Distractor A confuses the direction of flow: the propagation from VNet-App to defaultRouteTable determines what others learn about VNet-App, not what VNet-App learns about others.

Distractor C is a common misconception: Virtual WAN explicitly supports communication between VNets in different Route Tables, as long as routing is configured correctly.

Answer Key β€” Question 3​

Answer: False

The statement mixes two distinct behaviors. When Routing Intent with private traffic policy is enabled, the hub advertises RFC 1918 prefixes (10.0.0.0/8, 172.16.0.0/12, 192.168.0.0/16) to branches as attraction routes, directing private traffic through the configured next hop (e.g., Azure Firewall). However, routes learned via BGP from branch connections are not simply suppressed from the defaultRouteTable: they continue to be processed by the hub to ensure adequate return routing. Routing Intent modifies the route advertisement behavior to branches, but does not eliminate internal BGP route learning in the hub.

Answer Key β€” Question 4​

Answer: B

In Virtual WAN, route propagation between hubs occurs automatically only when the hubs are connected to each other (inter-hub connection established within the same vWAN). Without this active connection, each hub operates in isolation: the defaultRouteTables do not exchange information and VNet prefixes from one hub do not appear in the other.

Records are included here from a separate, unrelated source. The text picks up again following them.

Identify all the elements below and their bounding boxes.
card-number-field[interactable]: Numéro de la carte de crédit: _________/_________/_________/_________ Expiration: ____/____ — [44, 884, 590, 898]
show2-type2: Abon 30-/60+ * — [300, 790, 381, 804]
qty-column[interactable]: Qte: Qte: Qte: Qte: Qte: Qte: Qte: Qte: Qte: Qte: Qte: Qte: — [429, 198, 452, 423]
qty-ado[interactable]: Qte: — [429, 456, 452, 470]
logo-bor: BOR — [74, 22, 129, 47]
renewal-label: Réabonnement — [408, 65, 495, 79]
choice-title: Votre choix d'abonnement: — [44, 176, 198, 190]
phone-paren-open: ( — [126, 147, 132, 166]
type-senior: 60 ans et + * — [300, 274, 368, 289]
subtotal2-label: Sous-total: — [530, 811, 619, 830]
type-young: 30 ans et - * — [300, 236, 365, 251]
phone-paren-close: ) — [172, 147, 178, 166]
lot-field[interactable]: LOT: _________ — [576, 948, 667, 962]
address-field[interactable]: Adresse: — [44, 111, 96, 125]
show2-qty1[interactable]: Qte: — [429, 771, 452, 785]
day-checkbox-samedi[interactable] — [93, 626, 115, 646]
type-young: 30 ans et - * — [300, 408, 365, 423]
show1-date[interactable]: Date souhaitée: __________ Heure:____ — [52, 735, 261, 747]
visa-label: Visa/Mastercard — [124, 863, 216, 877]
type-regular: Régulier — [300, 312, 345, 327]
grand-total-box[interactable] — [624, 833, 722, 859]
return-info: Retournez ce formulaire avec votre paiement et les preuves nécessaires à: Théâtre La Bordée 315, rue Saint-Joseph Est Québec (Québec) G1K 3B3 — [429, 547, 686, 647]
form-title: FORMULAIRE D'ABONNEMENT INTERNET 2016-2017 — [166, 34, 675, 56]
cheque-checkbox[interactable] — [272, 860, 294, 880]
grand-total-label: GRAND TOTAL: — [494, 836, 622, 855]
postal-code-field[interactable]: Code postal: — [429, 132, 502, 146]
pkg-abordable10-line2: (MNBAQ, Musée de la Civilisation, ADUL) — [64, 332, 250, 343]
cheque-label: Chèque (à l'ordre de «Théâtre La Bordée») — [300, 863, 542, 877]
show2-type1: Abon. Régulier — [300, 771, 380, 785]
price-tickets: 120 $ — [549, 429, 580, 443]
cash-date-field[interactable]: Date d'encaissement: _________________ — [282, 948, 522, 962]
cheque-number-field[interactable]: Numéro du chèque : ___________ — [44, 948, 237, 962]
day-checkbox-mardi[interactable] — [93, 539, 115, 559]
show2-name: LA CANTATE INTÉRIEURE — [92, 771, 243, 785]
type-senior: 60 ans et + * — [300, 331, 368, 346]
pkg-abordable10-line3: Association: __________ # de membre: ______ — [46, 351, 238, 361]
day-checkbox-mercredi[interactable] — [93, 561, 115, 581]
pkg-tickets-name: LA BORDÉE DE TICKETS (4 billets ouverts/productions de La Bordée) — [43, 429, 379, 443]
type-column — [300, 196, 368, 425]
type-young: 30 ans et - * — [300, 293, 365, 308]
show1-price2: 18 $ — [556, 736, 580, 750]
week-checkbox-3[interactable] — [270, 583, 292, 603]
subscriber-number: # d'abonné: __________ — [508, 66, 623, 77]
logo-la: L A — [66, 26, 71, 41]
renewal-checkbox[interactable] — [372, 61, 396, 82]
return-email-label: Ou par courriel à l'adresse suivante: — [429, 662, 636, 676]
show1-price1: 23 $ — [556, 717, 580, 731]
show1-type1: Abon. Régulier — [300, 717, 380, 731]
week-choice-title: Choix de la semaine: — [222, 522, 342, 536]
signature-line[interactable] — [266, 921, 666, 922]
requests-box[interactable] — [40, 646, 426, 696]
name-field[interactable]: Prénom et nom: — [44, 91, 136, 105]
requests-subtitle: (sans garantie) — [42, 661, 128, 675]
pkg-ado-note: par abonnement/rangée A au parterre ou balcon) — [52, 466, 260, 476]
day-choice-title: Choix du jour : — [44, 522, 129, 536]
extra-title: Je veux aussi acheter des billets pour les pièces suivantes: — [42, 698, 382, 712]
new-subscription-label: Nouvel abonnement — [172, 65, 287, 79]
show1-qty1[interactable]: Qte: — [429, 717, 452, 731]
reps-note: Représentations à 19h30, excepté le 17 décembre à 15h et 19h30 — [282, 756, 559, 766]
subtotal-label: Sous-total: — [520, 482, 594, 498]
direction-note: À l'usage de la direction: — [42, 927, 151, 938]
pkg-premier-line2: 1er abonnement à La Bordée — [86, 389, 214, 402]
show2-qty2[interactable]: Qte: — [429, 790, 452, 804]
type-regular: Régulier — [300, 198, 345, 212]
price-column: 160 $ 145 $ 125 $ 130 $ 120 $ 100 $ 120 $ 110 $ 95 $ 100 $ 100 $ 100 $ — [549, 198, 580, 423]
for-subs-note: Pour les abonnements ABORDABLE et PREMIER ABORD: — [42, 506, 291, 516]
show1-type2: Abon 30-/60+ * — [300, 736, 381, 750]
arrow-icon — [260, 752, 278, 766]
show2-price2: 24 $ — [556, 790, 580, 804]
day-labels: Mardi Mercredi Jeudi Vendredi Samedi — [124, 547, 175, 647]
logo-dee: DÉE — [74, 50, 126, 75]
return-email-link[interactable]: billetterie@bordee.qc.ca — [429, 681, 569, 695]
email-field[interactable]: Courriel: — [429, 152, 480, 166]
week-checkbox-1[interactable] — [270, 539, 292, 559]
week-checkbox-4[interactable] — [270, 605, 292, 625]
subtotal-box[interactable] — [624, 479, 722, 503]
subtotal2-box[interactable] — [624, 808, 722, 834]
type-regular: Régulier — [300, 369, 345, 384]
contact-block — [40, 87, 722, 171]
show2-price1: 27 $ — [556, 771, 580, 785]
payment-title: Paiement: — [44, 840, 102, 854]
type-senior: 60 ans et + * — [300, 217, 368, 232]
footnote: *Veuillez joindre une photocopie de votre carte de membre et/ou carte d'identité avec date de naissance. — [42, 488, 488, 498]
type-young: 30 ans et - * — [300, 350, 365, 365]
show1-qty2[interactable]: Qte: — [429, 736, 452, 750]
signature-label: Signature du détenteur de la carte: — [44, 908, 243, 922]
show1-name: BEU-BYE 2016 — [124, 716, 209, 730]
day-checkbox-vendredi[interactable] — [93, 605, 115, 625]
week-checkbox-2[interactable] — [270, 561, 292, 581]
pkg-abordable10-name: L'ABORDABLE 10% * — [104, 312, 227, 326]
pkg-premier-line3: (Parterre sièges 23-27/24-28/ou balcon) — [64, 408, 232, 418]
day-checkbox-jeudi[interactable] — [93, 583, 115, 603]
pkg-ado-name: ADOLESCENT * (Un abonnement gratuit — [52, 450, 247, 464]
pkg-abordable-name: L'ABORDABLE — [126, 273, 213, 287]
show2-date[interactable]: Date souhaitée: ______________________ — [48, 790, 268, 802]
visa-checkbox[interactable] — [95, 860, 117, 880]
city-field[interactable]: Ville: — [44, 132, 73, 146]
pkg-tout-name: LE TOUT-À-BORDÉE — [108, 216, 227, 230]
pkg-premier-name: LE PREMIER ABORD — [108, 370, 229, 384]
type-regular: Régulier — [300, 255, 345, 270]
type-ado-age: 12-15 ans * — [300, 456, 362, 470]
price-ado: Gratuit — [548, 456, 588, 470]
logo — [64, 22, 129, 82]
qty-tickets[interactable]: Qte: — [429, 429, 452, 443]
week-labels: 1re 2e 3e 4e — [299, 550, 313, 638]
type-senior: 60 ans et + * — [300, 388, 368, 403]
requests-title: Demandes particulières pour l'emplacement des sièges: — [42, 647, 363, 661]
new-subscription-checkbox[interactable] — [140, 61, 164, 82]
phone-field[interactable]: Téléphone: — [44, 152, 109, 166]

Distractor C describes a solution for routing with NVAs or specific scenarios, but is not the root cause nor the appropriate correction for the described problem. Distractor D is entirely fictitious: there is no concept of a cross-hub label in Virtual WAN.

Answer Key β€” Question 5​

Answer: B

In Virtual WAN hub Route Tables, the next hop field accepts different types of objects depending on the desired destination. To direct traffic to a spoke VNet, the next hop can be the VNet connection itself. To direct to an NVA within a spoke VNet, the next hop is the private IP address of the NVA. For branches, it can be a VPN or ExpressRoute connection.

Distractor A denies the possibility of using connection objects, which is incorrect. Distractor C incorrectly generalizes that only IPs are accepted. Distractor D is technically invalid: the hub never routes private traffic via a public IP address of an NVA, as this would violate Virtual WAN's private routing model.